To be fair, neither do the CAGs to which we are now reverting. All we have done is replace a flawed algorithm with flawed assessments. Teachers are every bit as fallible as examiners: they can be racist, sexist, ableist, or simply dislike a particular student. And "teacher's pets" exist. The process that schools and colleges went through to assess grades to replace those the students would have been awarded in exams was in most cases extremely rigorous, involving layer upon layer of checks and balances: but in the end it was still a subjective assessment by people who knew the students.
Ofqual was convinced - with some justification - that if teacher assessments replaced exam grades, there would be considerable "grade inflation". It was only mandated by the Department of Education to avoid grade inflation "to the extent possible." But its zeal to avoid grade inflation led it down a dangerous and ultimately futile path, Instead of moderating and standardising the CAGs, it abandoned them. And instead of assessing individuals independently as exams do, it eliminated them.

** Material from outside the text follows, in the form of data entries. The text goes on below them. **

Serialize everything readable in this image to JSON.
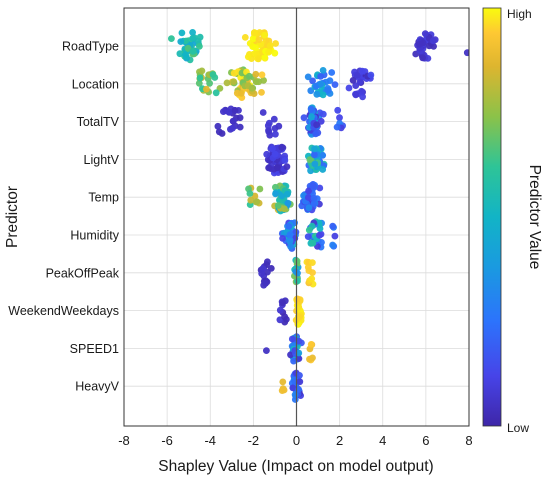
{
  "chart_data": {
    "type": "scatter",
    "subtype": "beeswarm",
    "xlabel": "Shapley Value (Impact on model output)",
    "ylabel": "Predictor",
    "xlim": [
      -8,
      8
    ],
    "xticks": [
      -8,
      -6,
      -4,
      -2,
      0,
      2,
      4,
      6,
      8
    ],
    "grid": true,
    "zero_line": true,
    "colorbar": {
      "title": "Predictor Value",
      "high_label": "High",
      "low_label": "Low",
      "colormap": "parula",
      "low_color": "#3e26a8",
      "high_color": "#f9fb0e"
    },
    "categories": [
      "RoadType",
      "Location",
      "TotalTV",
      "LightV",
      "Temp",
      "Humidity",
      "PeakOffPeak",
      "WeekendWeekdays",
      "SPEED1",
      "HeavyV"
    ],
    "series": [
      {
        "predictor": "RoadType",
        "groups": [
          {
            "center": -5.0,
            "spread": 1.1,
            "count": 38,
            "value": 0.55,
            "vspread": 0.12
          },
          {
            "center": -1.7,
            "spread": 1.1,
            "count": 60,
            "value": 0.98,
            "vspread": 0.03
          },
          {
            "center": 5.9,
            "spread": 0.7,
            "count": 34,
            "value": 0.06,
            "vspread": 0.04
          },
          {
            "center": 7.9,
            "spread": 0.05,
            "count": 1,
            "value": 0.05,
            "vspread": 0.0
          }
        ]
      },
      {
        "predictor": "Location",
        "groups": [
          {
            "center": -4.2,
            "spread": 0.9,
            "count": 20,
            "value": 0.75,
            "vspread": 0.15
          },
          {
            "center": -2.4,
            "spread": 1.2,
            "count": 55,
            "value": 0.85,
            "vspread": 0.15
          },
          {
            "center": 1.2,
            "spread": 0.8,
            "count": 28,
            "value": 0.35,
            "vspread": 0.18
          },
          {
            "center": 3.0,
            "spread": 0.7,
            "count": 26,
            "value": 0.08,
            "vspread": 0.06
          }
        ]
      },
      {
        "predictor": "TotalTV",
        "groups": [
          {
            "center": -3.2,
            "spread": 1.0,
            "count": 22,
            "value": 0.05,
            "vspread": 0.03
          },
          {
            "center": -1.2,
            "spread": 0.6,
            "count": 10,
            "value": 0.07,
            "vspread": 0.03
          },
          {
            "center": 0.8,
            "spread": 0.55,
            "count": 52,
            "value": 0.25,
            "vspread": 0.2
          },
          {
            "center": 2.0,
            "spread": 0.3,
            "count": 6,
            "value": 0.2,
            "vspread": 0.1
          }
        ]
      },
      {
        "predictor": "LightV",
        "groups": [
          {
            "center": -0.9,
            "spread": 0.7,
            "count": 60,
            "value": 0.08,
            "vspread": 0.05
          },
          {
            "center": 0.9,
            "spread": 0.6,
            "count": 38,
            "value": 0.45,
            "vspread": 0.25
          }
        ]
      },
      {
        "predictor": "Temp",
        "groups": [
          {
            "center": -2.0,
            "spread": 0.5,
            "count": 10,
            "value": 0.75,
            "vspread": 0.15
          },
          {
            "center": -0.7,
            "spread": 0.6,
            "count": 55,
            "value": 0.6,
            "vspread": 0.25
          },
          {
            "center": 0.6,
            "spread": 0.6,
            "count": 40,
            "value": 0.2,
            "vspread": 0.12
          }
        ]
      },
      {
        "predictor": "Humidity",
        "groups": [
          {
            "center": -0.3,
            "spread": 0.5,
            "count": 40,
            "value": 0.3,
            "vspread": 0.2
          },
          {
            "center": 0.9,
            "spread": 0.6,
            "count": 28,
            "value": 0.35,
            "vspread": 0.28
          },
          {
            "center": 1.7,
            "spread": 0.2,
            "count": 5,
            "value": 0.2,
            "vspread": 0.1
          }
        ]
      },
      {
        "predictor": "PeakOffPeak",
        "groups": [
          {
            "center": -1.4,
            "spread": 0.5,
            "count": 14,
            "value": 0.05,
            "vspread": 0.03
          },
          {
            "center": 0.0,
            "spread": 0.15,
            "count": 14,
            "value": 0.45,
            "vspread": 0.3
          },
          {
            "center": 0.6,
            "spread": 0.3,
            "count": 10,
            "value": 0.96,
            "vspread": 0.04
          }
        ]
      },
      {
        "predictor": "WeekendWeekdays",
        "groups": [
          {
            "center": -0.6,
            "spread": 0.3,
            "count": 10,
            "value": 0.05,
            "vspread": 0.03
          },
          {
            "center": 0.1,
            "spread": 0.2,
            "count": 34,
            "value": 0.97,
            "vspread": 0.03
          }
        ]
      },
      {
        "predictor": "SPEED1",
        "groups": [
          {
            "center": -0.05,
            "spread": 0.35,
            "count": 40,
            "value": 0.3,
            "vspread": 0.25
          },
          {
            "center": 0.7,
            "spread": 0.2,
            "count": 6,
            "value": 0.92,
            "vspread": 0.06
          },
          {
            "center": -1.4,
            "spread": 0.05,
            "count": 1,
            "value": 0.05,
            "vspread": 0.0
          }
        ]
      },
      {
        "predictor": "HeavyV",
        "groups": [
          {
            "center": 0.0,
            "spread": 0.25,
            "count": 36,
            "value": 0.2,
            "vspread": 0.15
          },
          {
            "center": -0.6,
            "spread": 0.15,
            "count": 4,
            "value": 0.85,
            "vspread": 0.1
          }
        ]
      }
    ]
  }
}
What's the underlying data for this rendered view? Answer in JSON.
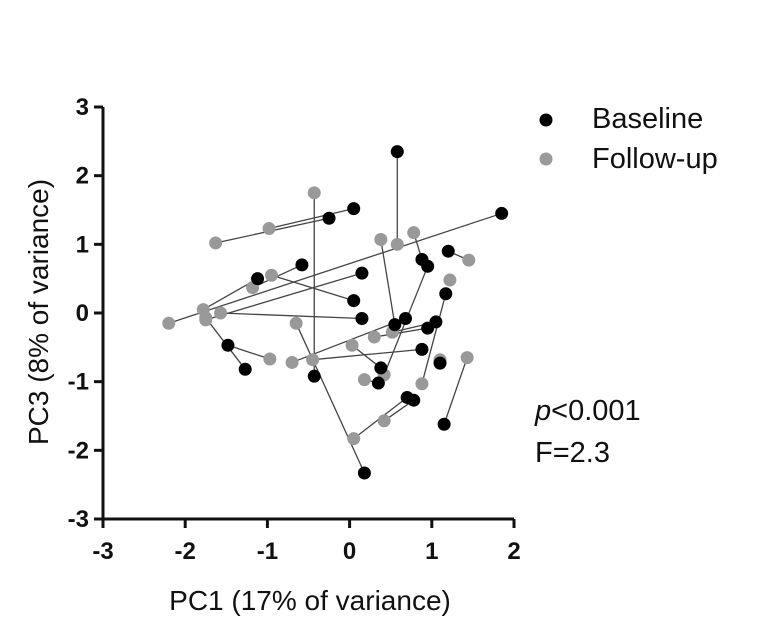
{
  "chart_data": {
    "type": "scatter",
    "xlabel": "PC1 (17% of variance)",
    "ylabel": "PC3 (8% of variance)",
    "xlim": [
      -3,
      2
    ],
    "ylim": [
      -3,
      3
    ],
    "xticks": [
      -3,
      -2,
      -1,
      0,
      1,
      2
    ],
    "yticks": [
      -3,
      -2,
      -1,
      0,
      1,
      2,
      3
    ],
    "grid": false,
    "legend_position": "top-right",
    "colors": {
      "baseline": "#000000",
      "followup": "#999999",
      "line": "#444444"
    },
    "series": [
      {
        "name": "Baseline",
        "color": "#000000"
      },
      {
        "name": "Follow-up",
        "color": "#999999"
      }
    ],
    "pairs": [
      {
        "baseline": [
          0.58,
          2.35
        ],
        "followup": [
          0.58,
          1.0
        ]
      },
      {
        "baseline": [
          1.85,
          1.45
        ],
        "followup": [
          -2.2,
          -0.15
        ]
      },
      {
        "baseline": [
          0.05,
          1.52
        ],
        "followup": [
          -0.98,
          1.23
        ]
      },
      {
        "baseline": [
          -0.25,
          1.38
        ],
        "followup": [
          -1.63,
          1.02
        ]
      },
      {
        "baseline": [
          -0.58,
          0.7
        ],
        "followup": [
          -1.18,
          0.37
        ]
      },
      {
        "baseline": [
          -1.12,
          0.5
        ],
        "followup": [
          -1.78,
          0.05
        ]
      },
      {
        "baseline": [
          0.15,
          0.58
        ],
        "followup": [
          -1.75,
          -0.1
        ]
      },
      {
        "baseline": [
          0.05,
          0.18
        ],
        "followup": [
          -0.95,
          0.55
        ]
      },
      {
        "baseline": [
          0.15,
          -0.08
        ],
        "followup": [
          -1.57,
          0.0
        ]
      },
      {
        "baseline": [
          -1.48,
          -0.47
        ],
        "followup": [
          -0.97,
          -0.67
        ]
      },
      {
        "baseline": [
          -1.27,
          -0.82
        ],
        "followup": [
          -1.75,
          -0.07
        ]
      },
      {
        "baseline": [
          -0.43,
          -0.92
        ],
        "followup": [
          -0.43,
          1.75
        ]
      },
      {
        "baseline": [
          0.18,
          -2.33
        ],
        "followup": [
          -0.65,
          -0.15
        ]
      },
      {
        "baseline": [
          0.35,
          -1.02
        ],
        "followup": [
          0.18,
          -0.97
        ]
      },
      {
        "baseline": [
          0.38,
          -0.8
        ],
        "followup": [
          0.03,
          -0.47
        ]
      },
      {
        "baseline": [
          0.68,
          -0.08
        ],
        "followup": [
          -0.7,
          -0.72
        ]
      },
      {
        "baseline": [
          0.55,
          -0.17
        ],
        "followup": [
          0.38,
          1.07
        ]
      },
      {
        "baseline": [
          0.88,
          0.78
        ],
        "followup": [
          0.78,
          1.17
        ]
      },
      {
        "baseline": [
          0.95,
          0.68
        ],
        "followup": [
          0.42,
          -0.9
        ]
      },
      {
        "baseline": [
          0.88,
          -0.53
        ],
        "followup": [
          -0.45,
          -0.68
        ]
      },
      {
        "baseline": [
          0.95,
          -0.22
        ],
        "followup": [
          0.3,
          -0.35
        ]
      },
      {
        "baseline": [
          1.05,
          -0.13
        ],
        "followup": [
          0.52,
          -0.28
        ]
      },
      {
        "baseline": [
          1.17,
          0.28
        ],
        "followup": [
          0.88,
          -1.03
        ]
      },
      {
        "baseline": [
          1.2,
          0.9
        ],
        "followup": [
          1.45,
          0.77
        ]
      },
      {
        "baseline": [
          1.1,
          -0.73
        ],
        "followup": [
          1.1,
          -0.68
        ]
      },
      {
        "baseline": [
          1.15,
          -1.62
        ],
        "followup": [
          1.43,
          -0.65
        ]
      },
      {
        "baseline": [
          0.7,
          -1.23
        ],
        "followup": [
          0.05,
          -1.83
        ]
      },
      {
        "baseline": [
          0.78,
          -1.27
        ],
        "followup": [
          0.42,
          -1.57
        ]
      }
    ],
    "unpaired_baseline": [],
    "unpaired_followup": [
      [
        1.22,
        0.48
      ]
    ],
    "annotations": [
      {
        "text": "p",
        "italic": true
      },
      {
        "text": "<0.001"
      },
      {
        "text": "F=2.3"
      }
    ]
  }
}
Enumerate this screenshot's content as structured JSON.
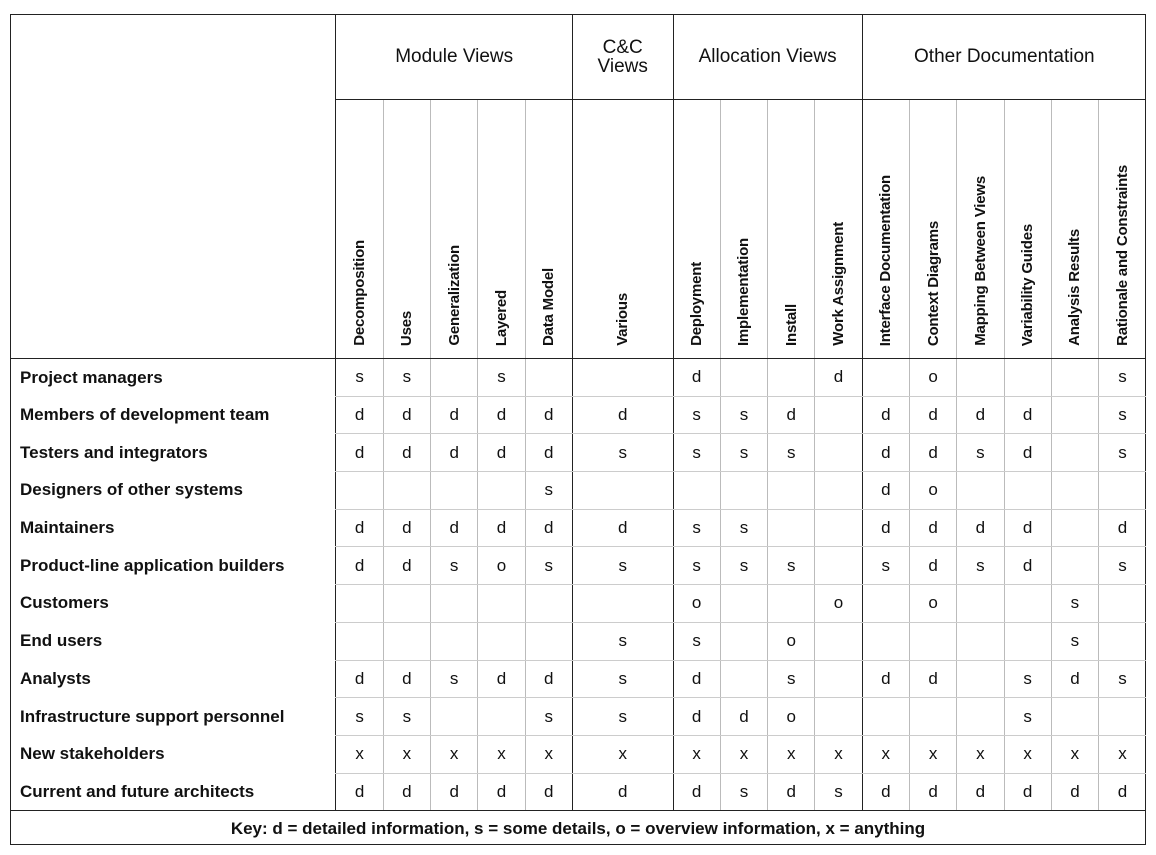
{
  "groups": [
    {
      "label": "Module Views",
      "span": 5
    },
    {
      "label": "C&C\nViews",
      "span": 1
    },
    {
      "label": "Allocation Views",
      "span": 4
    },
    {
      "label": "Other Documentation",
      "span": 6
    }
  ],
  "columns": [
    "Decomposition",
    "Uses",
    "Generalization",
    "Layered",
    "Data Model",
    "Various",
    "Deployment",
    "Implementation",
    "Install",
    "Work Assignment",
    "Interface Documentation",
    "Context Diagrams",
    "Mapping Between Views",
    "Variability Guides",
    "Analysis Results",
    "Rationale and Constraints"
  ],
  "rows": [
    {
      "stakeholder": "Project managers",
      "cells": [
        "s",
        "s",
        "",
        "s",
        "",
        "",
        "d",
        "",
        "",
        "d",
        "",
        "o",
        "",
        "",
        "",
        "s"
      ]
    },
    {
      "stakeholder": "Members of development team",
      "cells": [
        "d",
        "d",
        "d",
        "d",
        "d",
        "d",
        "s",
        "s",
        "d",
        "",
        "d",
        "d",
        "d",
        "d",
        "",
        "s"
      ]
    },
    {
      "stakeholder": "Testers and integrators",
      "cells": [
        "d",
        "d",
        "d",
        "d",
        "d",
        "s",
        "s",
        "s",
        "s",
        "",
        "d",
        "d",
        "s",
        "d",
        "",
        "s"
      ]
    },
    {
      "stakeholder": "Designers of other systems",
      "cells": [
        "",
        "",
        "",
        "",
        "s",
        "",
        "",
        "",
        "",
        "",
        "d",
        "o",
        "",
        "",
        "",
        ""
      ]
    },
    {
      "stakeholder": "Maintainers",
      "cells": [
        "d",
        "d",
        "d",
        "d",
        "d",
        "d",
        "s",
        "s",
        "",
        "",
        "d",
        "d",
        "d",
        "d",
        "",
        "d"
      ]
    },
    {
      "stakeholder": "Product-line application builders",
      "cells": [
        "d",
        "d",
        "s",
        "o",
        "s",
        "s",
        "s",
        "s",
        "s",
        "",
        "s",
        "d",
        "s",
        "d",
        "",
        "s"
      ]
    },
    {
      "stakeholder": "Customers",
      "cells": [
        "",
        "",
        "",
        "",
        "",
        "",
        "o",
        "",
        "",
        "o",
        "",
        "o",
        "",
        "",
        "s",
        ""
      ]
    },
    {
      "stakeholder": "End users",
      "cells": [
        "",
        "",
        "",
        "",
        "",
        "s",
        "s",
        "",
        "o",
        "",
        "",
        "",
        "",
        "",
        "s",
        ""
      ]
    },
    {
      "stakeholder": "Analysts",
      "cells": [
        "d",
        "d",
        "s",
        "d",
        "d",
        "s",
        "d",
        "",
        "s",
        "",
        "d",
        "d",
        "",
        "s",
        "d",
        "s"
      ]
    },
    {
      "stakeholder": "Infrastructure support personnel",
      "cells": [
        "s",
        "s",
        "",
        "",
        "s",
        "s",
        "d",
        "d",
        "o",
        "",
        "",
        "",
        "",
        "s",
        "",
        ""
      ]
    },
    {
      "stakeholder": "New stakeholders",
      "cells": [
        "x",
        "x",
        "x",
        "x",
        "x",
        "x",
        "x",
        "x",
        "x",
        "x",
        "x",
        "x",
        "x",
        "x",
        "x",
        "x"
      ]
    },
    {
      "stakeholder": "Current and future architects",
      "cells": [
        "d",
        "d",
        "d",
        "d",
        "d",
        "d",
        "d",
        "s",
        "d",
        "s",
        "d",
        "d",
        "d",
        "d",
        "d",
        "d"
      ]
    }
  ],
  "key": "Key: d = detailed information, s = some details, o = overview information, x = anything"
}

And in so doing, it created a system that was even more unfair than the exams and the teacher assessments it eliminated. After all, at least those attempted to assess students' own performance. But the algorithm assessed student's performance solely by reference to other, unrelated, people's performance, at a different time and in a different place. All the work that the students themselves put in counted for nothing. Even their own prior attainment was deliberately ignored:
It is important to note that neither through the standardisation process applied this year nor the use of cohort level predictions in a typical year, does a student’s individual prior attainment dictate their outcome in a subject. Measures of prior-attainment are only used to characterise and, therefore, predict for group relationships between students.
Those who designed this inhuman system thought they could behave like gods, deciding at the throw of a dice who should succeed and who should fail, and caring nothing for the young lives they would ruin. "If a few teenagers don't get their university places, too bad."
But they are not gods. They are our servants. And they need cutting down to size. This fiasco has ended unsatisfactorily, but at least no-one was killed. But it's not beyond the bounds of possibility that a future algorithm might make life or death decisions about individuals based on historical data not about them, but about other people deemed to be "like them". We must not go any further down this path. Let the examinations disaster serve as an awful warning. Never again should the designers of algorithms be given sole responsibility for making decisions about individuals that will change their lives forever.